Monday, April 14, 2008

Fighting corruption with corruption

Does the ends justify the means?

Viktor Yushchenko`s interference in the operation and independence of Ukraine`s constitutional court in order to prevent the court from ruling on the legality of his decrees must be condemned.

Having lost a ruling of Ukraine's supreme Court Yushchenko once again has acted illegally and unconstitutional in his ongoing pursuit to pervert the course of justice and prevent the Constitutional Court from ruling against his decrees.

On March 25th Ukraine's Supreme administrative court ruled against the president declaring Yushchenko's dismissal of Ukraine's Constitutional Court Judge illegal.

You cannot fight corruption with corruption.
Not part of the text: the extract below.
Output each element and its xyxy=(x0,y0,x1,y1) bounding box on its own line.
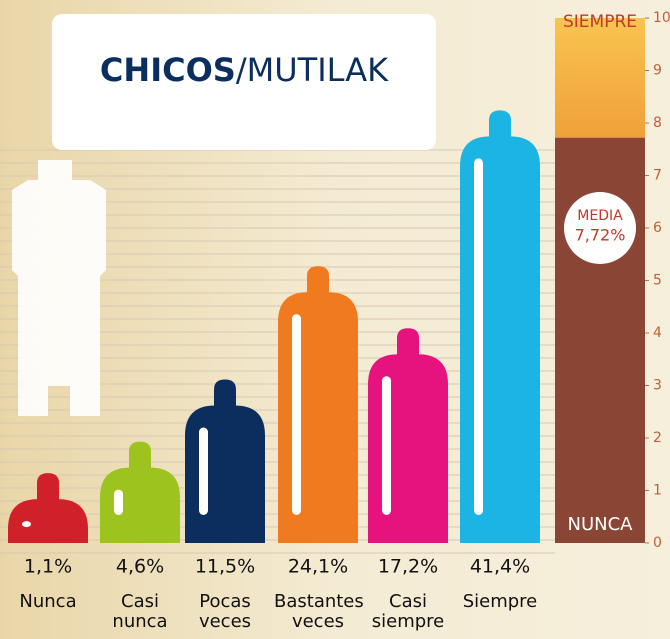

On April 2nd Yushchenko in fulfillment of the Courts ruling reinstated Susana Stanik to the Constitutional Court. One day later, on the eve of the World Democracy Forum held in Kyiv, Yushchenko issued a new decree cancelling the decree made by his predecessor appointing Ms Stanik as a member of the Constitutional Court. In doing so the Ukraine's president has once again breached his oath and the provisions of chapter XII of Ukraine's constitution, seriously undermining confidence in the Head of State, Ukraine's rule of law and democracy.

On what basis Yushchenko can justify and nullify the decision and decree made by his predecessor? It goes against all established principles of law and order.

The appointment of a Constitutional Court judge is not made by the President acting alone with absolute discretion.

Yushchenko must uphold and respect Ukraine`s Constitution and the process of justice in Ukraine. For a head of state to do otherwise seriously undermines confidence in the rule of law and Ukraine as being a democratic state.

The allegations against Ms Stanik are serious but they remain allegations until proven otherwise. There is a proper process and procedure in which these allegations can and should be considered. These allegations must be referred to the High Council of Justice for review.

On April 19 2007 the Parliamentary Assembly rightly criticised Ukraine and its President for interfering in the operation of the courts.

The Assembly deplores the fact that the judicial system of Ukraine has been systematically misused by other branches of power and that top officials do not execute the courts’ decisions, which is a sign of erosion of this crucial democratic institution. An independent and impartial judiciary is a precondition for the existence of a democratic society governed by the rule of law. Hence the urgent necessity to carry out comprehensive judicial reform, including through amendments to the constitution.

The Assembly reiterates that the authority of the sole body responsible for constitutional justice – the Constitutional Court of Ukraine – should be guaranteed and respected. Any form of pressure on the judges is intolerable and should be investigated and criminally prosecuted

The west can no longer remain silent and turn a blind eye on the unconstitutional illegal actions of Ukraine`s head of state.

PACE must now defend its position and condemn the latest actions of Ukraine`s president.

Failure to do so would only undermine the European Parliamentary Assembly's credibility and independence. If the "west" remains silent and continues to turn a blind eye it will, once again, set a dangerous precedent that a head of state can ignore the rule of law and act corruptly with immunity.

Legal nonsense
by Editorial , Kyiv Post
Apr 10 2008, 03:40

The legal stretchmarks left over from last year’s governmental crisis convinced many that President Viktor Yushchenko is more interested in keeping power than adhering to Ukrainian law. Though his decision to dismiss parliament was questionable, his tactics in preventing a Constitutional Court ruling on the matter were outrageous, plucking dissenting judges from the bench.

The saga lingers to this day, and Yushchenko’s conduct is once again questionable. The Supreme Court of Ukraine re-appointed Suzanna Stanik to the Constitutional Court in a March 25 decision, the same judge at the center of last year’s scandal. Yushchenko’s reaction was standard political maneuvering from Presidential Secretariat Chair Viktor Baloha.

The president accepted the Court’s decision by re-appointing Stanik on April 2, before dismissing her the next day, canceling the decree by former President Leonid Kuchma appointing her in the first place. The Secretariat also alleged Stanik never took her oath of office.

The presidential office should be concerned about corrupt judges, but it shouldn’t stretch Ukraine’s laws for a quick political fix. Attempting to annul a previous president’s decree from the moment it was issued, with a single signature, is legal nonsense. If Ukraine's leaders can't exercise self-discipline and compromise in resolving political disputes, then a strong checks and balances system must be forged. Making constitutional and judicial reform a top priority will help further that cause.